Let’s say for example that we are hiking on a trail and we see a beautiful flower. We want to take a picture where the flower is in sharp focus, but the surrounding plants become a blurry, green backdrop. For this shot, we want to use Aperture Priority (AV) because we want to select a large aperture (small number) to give us that narrow depth of field. Remember that you want it to be narrow enough that the whole flower is in focus and the background is blurry, but not so narrow that the whole flower isn’t in focus. First we are going to set the ISO. If it is a normal sunny day, I’d recommend starting at ISO 400. Then we are going to dial in an aperture. It might take you a few shots to dial in the perfect aperture for this effect (good thing we aren’t shooting film). Once you dial in the aperture, compose the shot and press the shutter button halfway. This will autofocus the lens and tell the camera to meter, or judge the scene for exposure (I almost always use autofocus. On modern cameras and lenses it is accurate almost 100% of the time and super fast. I only use manual when I’m going for some sort of special effect or the camera is having trouble recognizing what to focus on…I’ll go into more on this later). In AV mode, you select the aperture and ISO and the camera will make a decision on what the shutter speed should be to correctly expose the shot. Remember to keep an eye on the shutter speed, if it is too slow and you are hand-holding… you might get that dreaded camera shake. If the shutter speed is too slow, bump up the ISO one more stop (or if your camera has 1/3 stops of ISO) so that you now get a shutter speed that is sufficient. If the shutter speed is excessively fast, maybe 1/1000th, chances are you can probably bump the ISO down a notch to help reduce the chance of that digital noise. Do you see the compromise decisions we are making?

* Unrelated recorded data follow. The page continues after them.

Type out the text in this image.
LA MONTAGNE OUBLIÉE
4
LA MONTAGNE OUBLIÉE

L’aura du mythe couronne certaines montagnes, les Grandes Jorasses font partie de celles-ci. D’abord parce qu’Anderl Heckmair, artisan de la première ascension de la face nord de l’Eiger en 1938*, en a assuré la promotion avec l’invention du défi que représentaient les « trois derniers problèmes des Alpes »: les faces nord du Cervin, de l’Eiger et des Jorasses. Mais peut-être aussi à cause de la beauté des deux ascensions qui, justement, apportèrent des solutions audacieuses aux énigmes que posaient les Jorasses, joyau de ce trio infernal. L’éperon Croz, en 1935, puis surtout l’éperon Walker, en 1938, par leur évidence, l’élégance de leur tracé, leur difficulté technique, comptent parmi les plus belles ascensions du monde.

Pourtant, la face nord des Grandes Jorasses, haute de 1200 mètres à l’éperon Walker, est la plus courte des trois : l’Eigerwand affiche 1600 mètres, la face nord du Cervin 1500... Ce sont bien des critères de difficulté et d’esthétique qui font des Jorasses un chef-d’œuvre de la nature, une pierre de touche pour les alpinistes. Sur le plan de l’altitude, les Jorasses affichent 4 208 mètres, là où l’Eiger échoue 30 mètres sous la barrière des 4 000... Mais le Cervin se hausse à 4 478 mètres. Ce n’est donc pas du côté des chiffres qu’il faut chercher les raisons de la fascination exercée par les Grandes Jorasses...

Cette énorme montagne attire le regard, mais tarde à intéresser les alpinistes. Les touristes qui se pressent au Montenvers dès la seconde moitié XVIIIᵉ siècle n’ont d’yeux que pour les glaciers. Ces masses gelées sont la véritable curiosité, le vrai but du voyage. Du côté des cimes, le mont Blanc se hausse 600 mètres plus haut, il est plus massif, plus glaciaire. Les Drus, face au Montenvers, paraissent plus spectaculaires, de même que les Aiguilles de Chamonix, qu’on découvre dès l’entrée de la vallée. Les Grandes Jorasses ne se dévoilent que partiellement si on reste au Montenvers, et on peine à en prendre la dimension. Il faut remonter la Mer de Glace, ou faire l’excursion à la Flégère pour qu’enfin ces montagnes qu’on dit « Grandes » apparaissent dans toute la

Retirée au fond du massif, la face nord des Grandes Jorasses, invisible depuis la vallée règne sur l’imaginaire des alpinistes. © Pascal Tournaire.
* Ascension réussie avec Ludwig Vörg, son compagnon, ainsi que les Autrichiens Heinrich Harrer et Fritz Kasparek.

With AV done, let’s look at Shutter Priority (TV). Imagine we’ve just taken the flower shot and we are now further along on our nature hike. We see a bald eagle flying over a pond and want to get a shot of it. In this instance, it might be best to use shutter priority so that we can set a fast shutter speed to make sure that we capture the bird. We’ll adjust our dial to TV, set our ISO back to 400 for a starting point and then dial in a shutter speed of 1/500th. We’ll compose the shot, following the bird and making sure that we use our center Autofocus point (The center AF point is usually the fastest and most accurate…. I find that the automatic AF point select mode on most cameras doesn’t work very well). Press the shutter button halfway to lock on autofocus and the camera will again meter the scene, this time selecting the correct aperture to expose the shot. Remember to pay attention to the aperture that the camera selects. If it selects an aperture that is too narrow the whole eagle might not be in focus. If this happens, adjust your ISO higher in order to make the sensor more sensitive to light, so the camera can use a smaller aperture (larger number) that has a greater depth of focus. Inversely, if it is giving you an aperture that is small (larger number) you may want to bump the ISO down a notch to help reduce noise.
That’s it… that’s the crash course in photography exposure basics. Now, go out and shoot… try all of the different settings. You have the LCD on the back of the camera and you can use it to learn as you go along.